Posisi Hyundai Saat Ini
Sikap HMID menunjukkan bahwa belum semua pabrikan siap memberi lampu hijau untuk B50. Walau mobil diesel Hyundai masih dipasarkan dan belum ada laporan masalah pada penggunaan bahan bakar saat ini, hal itu belum identik dengan kesiapan menghadapi campuran biodiesel yang lebih tinggi.
Pabrikan masih menunggu kajian dari tim engineering. Kajian itu dibutuhkan untuk memastikan apakah penggunaan B50 akan memengaruhi performa mesin, keandalan jangka panjang, serta umur pakai komponen penting.
Penegasan ini juga penting bagi konsumen yang berharap transisi ke B50 bisa langsung dilakukan tanpa penyesuaian. Dalam praktiknya, setiap merek dan setiap model bisa membutuhkan validasi teknis yang berbeda.

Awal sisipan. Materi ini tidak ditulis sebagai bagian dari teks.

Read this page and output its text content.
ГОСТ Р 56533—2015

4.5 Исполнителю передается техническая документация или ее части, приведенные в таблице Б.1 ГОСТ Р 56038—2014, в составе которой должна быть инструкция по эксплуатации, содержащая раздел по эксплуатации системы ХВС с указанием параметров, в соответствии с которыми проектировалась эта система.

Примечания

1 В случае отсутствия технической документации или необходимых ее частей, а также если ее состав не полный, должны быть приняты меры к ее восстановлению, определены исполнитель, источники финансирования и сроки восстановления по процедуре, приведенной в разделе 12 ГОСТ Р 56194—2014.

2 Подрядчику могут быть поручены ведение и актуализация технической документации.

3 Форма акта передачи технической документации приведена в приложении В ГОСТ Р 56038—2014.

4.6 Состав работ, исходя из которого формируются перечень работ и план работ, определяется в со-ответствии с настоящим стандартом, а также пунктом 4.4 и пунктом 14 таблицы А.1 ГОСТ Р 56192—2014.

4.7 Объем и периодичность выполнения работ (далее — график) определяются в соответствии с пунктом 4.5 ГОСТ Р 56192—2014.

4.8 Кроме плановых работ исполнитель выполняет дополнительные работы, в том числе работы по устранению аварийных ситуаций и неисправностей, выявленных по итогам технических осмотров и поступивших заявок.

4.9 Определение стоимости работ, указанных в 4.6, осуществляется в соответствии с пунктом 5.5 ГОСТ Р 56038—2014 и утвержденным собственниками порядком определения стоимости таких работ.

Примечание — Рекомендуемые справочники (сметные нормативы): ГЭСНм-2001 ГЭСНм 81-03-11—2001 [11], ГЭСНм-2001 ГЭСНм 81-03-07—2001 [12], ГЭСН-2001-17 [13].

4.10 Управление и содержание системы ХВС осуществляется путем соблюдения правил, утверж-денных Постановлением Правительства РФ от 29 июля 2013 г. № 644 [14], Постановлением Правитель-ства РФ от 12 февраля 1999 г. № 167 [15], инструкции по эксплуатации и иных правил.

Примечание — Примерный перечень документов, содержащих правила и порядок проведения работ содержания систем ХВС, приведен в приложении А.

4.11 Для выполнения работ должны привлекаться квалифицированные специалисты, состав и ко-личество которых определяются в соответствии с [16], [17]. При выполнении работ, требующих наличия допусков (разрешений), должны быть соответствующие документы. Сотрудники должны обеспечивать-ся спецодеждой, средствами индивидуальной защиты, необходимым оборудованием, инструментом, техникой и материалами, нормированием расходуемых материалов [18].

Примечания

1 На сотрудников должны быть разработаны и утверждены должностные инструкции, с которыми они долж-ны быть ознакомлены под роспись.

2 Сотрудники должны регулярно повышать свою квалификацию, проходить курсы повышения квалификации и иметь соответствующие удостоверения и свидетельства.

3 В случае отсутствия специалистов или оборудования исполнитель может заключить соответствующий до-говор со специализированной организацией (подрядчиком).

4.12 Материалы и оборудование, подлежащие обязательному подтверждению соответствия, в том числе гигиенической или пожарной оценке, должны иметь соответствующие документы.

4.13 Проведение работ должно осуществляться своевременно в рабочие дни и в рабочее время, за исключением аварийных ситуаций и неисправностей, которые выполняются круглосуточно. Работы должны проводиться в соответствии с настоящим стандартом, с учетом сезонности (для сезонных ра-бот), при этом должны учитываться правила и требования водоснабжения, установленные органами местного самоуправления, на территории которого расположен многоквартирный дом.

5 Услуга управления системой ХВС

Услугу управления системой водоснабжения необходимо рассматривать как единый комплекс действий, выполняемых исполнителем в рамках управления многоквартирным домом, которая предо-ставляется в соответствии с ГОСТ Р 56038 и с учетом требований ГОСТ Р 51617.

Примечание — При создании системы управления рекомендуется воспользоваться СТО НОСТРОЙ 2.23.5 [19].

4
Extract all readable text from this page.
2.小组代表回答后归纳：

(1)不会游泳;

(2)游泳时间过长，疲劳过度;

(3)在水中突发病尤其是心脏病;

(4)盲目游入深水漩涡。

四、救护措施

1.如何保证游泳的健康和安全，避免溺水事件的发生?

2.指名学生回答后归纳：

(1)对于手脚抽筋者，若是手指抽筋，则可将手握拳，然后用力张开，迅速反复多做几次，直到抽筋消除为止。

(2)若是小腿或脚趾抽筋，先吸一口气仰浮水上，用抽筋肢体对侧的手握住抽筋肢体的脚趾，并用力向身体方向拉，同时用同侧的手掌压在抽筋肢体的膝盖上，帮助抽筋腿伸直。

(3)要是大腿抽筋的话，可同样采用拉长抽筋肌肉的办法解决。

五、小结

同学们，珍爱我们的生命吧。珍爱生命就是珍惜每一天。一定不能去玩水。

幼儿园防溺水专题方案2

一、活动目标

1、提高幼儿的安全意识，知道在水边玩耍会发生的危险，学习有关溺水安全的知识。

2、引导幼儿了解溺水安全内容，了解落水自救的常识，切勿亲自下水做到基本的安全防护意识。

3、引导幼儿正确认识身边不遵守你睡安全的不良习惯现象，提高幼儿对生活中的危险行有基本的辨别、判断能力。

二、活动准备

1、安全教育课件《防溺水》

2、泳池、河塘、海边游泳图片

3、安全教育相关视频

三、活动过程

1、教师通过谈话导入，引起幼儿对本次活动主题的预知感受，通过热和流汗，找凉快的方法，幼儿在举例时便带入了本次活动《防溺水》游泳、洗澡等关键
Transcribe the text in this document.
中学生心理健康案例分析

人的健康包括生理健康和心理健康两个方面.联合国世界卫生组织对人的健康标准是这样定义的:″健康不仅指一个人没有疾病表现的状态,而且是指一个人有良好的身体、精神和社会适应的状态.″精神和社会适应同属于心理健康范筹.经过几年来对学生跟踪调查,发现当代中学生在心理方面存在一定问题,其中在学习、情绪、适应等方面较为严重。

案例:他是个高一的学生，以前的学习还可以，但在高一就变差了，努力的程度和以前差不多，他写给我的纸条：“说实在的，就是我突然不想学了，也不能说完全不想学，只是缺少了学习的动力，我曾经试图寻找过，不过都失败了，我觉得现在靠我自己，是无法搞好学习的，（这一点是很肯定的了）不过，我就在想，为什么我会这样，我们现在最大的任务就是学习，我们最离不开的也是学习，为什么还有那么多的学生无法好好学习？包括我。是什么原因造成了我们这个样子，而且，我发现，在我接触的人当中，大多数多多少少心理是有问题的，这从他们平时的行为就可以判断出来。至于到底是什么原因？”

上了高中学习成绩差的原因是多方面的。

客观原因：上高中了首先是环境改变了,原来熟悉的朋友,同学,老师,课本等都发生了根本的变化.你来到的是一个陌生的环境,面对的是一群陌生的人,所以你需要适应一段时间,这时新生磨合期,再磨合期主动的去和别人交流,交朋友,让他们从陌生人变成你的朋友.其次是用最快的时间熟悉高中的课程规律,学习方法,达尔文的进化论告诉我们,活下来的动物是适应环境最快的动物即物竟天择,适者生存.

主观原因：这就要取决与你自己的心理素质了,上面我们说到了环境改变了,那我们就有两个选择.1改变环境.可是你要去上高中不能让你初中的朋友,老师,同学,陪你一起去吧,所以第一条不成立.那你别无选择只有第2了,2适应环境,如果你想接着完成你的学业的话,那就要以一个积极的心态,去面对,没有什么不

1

Bagi Hyundai, keputusan akhir belum dikeluarkan karena dasar teknisnya belum tersedia. Itu sebabnya HMID memilih tidak berspekulasi sebelum ada hasil pengujian yang jelas.
Saran untuk Pemilik Mobil Diesel Hyundai
Sampai ada kepastian resmi dari pabrikan, pemilik mobil diesel Hyundai disarankan tetap mengikuti buku pedoman kendaraan. Rekomendasi bahan bakar dari pabrikan menjadi acuan utama agar performa mesin tetap terjaga.
Langkah ini juga penting untuk menghindari potensi masalah akibat penggunaan spesifikasi bahan bakar yang belum mendapat persetujuan resmi. Dalam konteks kendaraan modern, kepatuhan pada spesifikasi pabrikan berkaitan langsung dengan keandalan sistem dan perlindungan komponen.
Bagi konsumen Staria dan Palisade diesel, posisi HMID saat ini berarti belum ada perubahan rekomendasi. Penggunaan bahan bakar tetap mengacu pada standar yang sudah ditentukan sebelumnya oleh pabrikan.
Di tengah persiapan implementasi B50 secara nasional, jawaban HMID memberi gambaran bahwa proses adaptasi tidak hanya bergantung pada kebijakan energi. Kesiapan kendaraan juga tetap memerlukan verifikasi teknis dari masing-masing pabrikan sebelum konsumen bisa menggunakannya dengan tenang.